The banking crisis earlier this year created a lot of turmoil with some banks failing and others experiencing significant downward pressure, suggests Kelley Wright, editor of Investment Quality Trends — a service focused on blue chip dividend-paying stocks.
The market has yet to fully stabilize in this space as evidenced by many regional banks not yet having recovered on a per share price basis. Old National Bancorp (ONB) is one that was a victim of the "throw the baby out with the bath water" mentality that gripped Wall Street after the Silicon Bank debacle, among others. ONB is not a large bank, but it is growing, and growth has always been part of its history, engaging in purchases and mergers in order to expand.

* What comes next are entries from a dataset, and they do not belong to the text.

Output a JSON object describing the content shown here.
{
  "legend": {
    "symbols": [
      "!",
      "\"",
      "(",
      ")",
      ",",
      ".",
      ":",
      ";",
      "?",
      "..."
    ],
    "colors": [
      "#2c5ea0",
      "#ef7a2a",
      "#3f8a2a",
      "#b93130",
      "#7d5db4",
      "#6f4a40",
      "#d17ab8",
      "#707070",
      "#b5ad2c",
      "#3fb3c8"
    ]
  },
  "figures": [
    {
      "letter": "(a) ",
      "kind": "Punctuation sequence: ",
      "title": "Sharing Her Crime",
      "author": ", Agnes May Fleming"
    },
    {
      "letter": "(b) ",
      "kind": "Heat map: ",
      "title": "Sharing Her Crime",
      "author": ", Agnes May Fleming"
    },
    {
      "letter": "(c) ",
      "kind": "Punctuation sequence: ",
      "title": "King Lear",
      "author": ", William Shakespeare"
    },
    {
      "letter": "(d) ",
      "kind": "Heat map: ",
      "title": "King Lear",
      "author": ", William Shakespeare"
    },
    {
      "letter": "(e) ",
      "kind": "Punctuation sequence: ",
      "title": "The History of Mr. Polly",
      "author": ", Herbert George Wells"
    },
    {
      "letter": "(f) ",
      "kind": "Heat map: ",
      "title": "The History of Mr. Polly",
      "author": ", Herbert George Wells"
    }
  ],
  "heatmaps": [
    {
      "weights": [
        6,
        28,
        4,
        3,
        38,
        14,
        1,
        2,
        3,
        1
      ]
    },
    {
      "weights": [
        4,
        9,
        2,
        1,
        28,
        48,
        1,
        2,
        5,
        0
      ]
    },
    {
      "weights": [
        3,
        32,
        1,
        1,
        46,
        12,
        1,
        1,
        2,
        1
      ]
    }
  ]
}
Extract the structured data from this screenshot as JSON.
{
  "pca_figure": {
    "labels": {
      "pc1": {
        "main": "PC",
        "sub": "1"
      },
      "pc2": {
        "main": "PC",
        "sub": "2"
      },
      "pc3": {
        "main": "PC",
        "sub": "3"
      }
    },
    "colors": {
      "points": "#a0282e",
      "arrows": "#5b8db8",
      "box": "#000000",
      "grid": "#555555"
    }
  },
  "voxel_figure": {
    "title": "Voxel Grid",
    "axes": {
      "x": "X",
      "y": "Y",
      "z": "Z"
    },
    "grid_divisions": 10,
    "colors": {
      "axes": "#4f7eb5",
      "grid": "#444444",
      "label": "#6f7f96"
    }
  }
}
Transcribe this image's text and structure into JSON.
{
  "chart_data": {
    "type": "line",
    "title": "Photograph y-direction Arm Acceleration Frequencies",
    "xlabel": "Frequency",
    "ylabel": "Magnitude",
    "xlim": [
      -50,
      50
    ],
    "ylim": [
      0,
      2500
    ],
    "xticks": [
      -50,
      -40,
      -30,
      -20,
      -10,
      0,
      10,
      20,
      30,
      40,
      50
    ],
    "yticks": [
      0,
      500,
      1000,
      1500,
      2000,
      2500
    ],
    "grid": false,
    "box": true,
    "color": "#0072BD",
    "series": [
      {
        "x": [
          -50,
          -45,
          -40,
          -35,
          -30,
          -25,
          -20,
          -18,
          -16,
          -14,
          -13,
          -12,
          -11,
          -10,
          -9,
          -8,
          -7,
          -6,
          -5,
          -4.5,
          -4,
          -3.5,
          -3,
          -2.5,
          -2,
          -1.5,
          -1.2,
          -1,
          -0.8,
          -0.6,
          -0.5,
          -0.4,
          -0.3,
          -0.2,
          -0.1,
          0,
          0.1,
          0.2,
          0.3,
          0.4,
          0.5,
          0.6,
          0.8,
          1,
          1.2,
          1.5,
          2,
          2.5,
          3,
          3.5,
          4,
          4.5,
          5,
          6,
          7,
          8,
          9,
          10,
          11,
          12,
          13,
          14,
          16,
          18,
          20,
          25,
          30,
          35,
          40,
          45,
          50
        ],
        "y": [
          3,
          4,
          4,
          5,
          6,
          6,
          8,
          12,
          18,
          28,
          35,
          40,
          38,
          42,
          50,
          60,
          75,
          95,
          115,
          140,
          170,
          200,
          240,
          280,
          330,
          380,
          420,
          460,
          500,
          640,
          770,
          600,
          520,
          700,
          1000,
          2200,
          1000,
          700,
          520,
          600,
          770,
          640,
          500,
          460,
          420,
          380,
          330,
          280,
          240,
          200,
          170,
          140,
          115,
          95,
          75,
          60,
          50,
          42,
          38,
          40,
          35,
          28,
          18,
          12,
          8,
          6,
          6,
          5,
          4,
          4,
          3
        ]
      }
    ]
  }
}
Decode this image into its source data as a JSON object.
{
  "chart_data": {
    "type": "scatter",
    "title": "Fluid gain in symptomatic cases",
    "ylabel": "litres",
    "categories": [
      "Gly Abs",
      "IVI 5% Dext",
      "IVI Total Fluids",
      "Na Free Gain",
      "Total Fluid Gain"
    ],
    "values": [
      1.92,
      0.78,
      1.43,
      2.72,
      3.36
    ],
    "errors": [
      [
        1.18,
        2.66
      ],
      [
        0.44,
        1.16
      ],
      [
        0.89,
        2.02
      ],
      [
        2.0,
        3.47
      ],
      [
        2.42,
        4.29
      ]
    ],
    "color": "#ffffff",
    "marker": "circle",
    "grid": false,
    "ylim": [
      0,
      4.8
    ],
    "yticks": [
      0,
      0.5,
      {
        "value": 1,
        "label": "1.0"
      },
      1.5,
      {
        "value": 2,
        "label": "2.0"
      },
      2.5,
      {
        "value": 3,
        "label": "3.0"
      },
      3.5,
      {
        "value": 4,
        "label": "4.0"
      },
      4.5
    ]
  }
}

By example, in February of 2022 the bank merged with First Midwest. This resulted in the bank becoming the 6th largest commercial bank headquartered in the Midwest and, with $48.5 billion in assets, one of the 30 largest in the country.
ONB has about 256 branches, from which it offers all of the traditional bank services and products along with wealth management, investment, and foreign currency services. The company will sell assets when they no longer fit their long-term vision. By example, the bank sold its operations as a qualified custodian for health savings accounts in November of 2022.
Over the last 3 years ONB has had substantial growth in loans, securities, and cash, which has been made possible by a significant increase in deposits, which have remained stable where others haven’t.
On a dividend yield basis ONB is not a barn burner, but its internal cash flow metrics are strong with an ROIC, FCFY, and PVR of 13%, 10%, and 0.4 respectively. This is to say when this sector fully stabilizes there is ample growth prospects for this company.
I also note that Old National is a member of our Timely Ten list of blue chip stocks. These stocks represent our current top recommendations among all stocks chosen from among those that we rank in the the "Undervalued" category.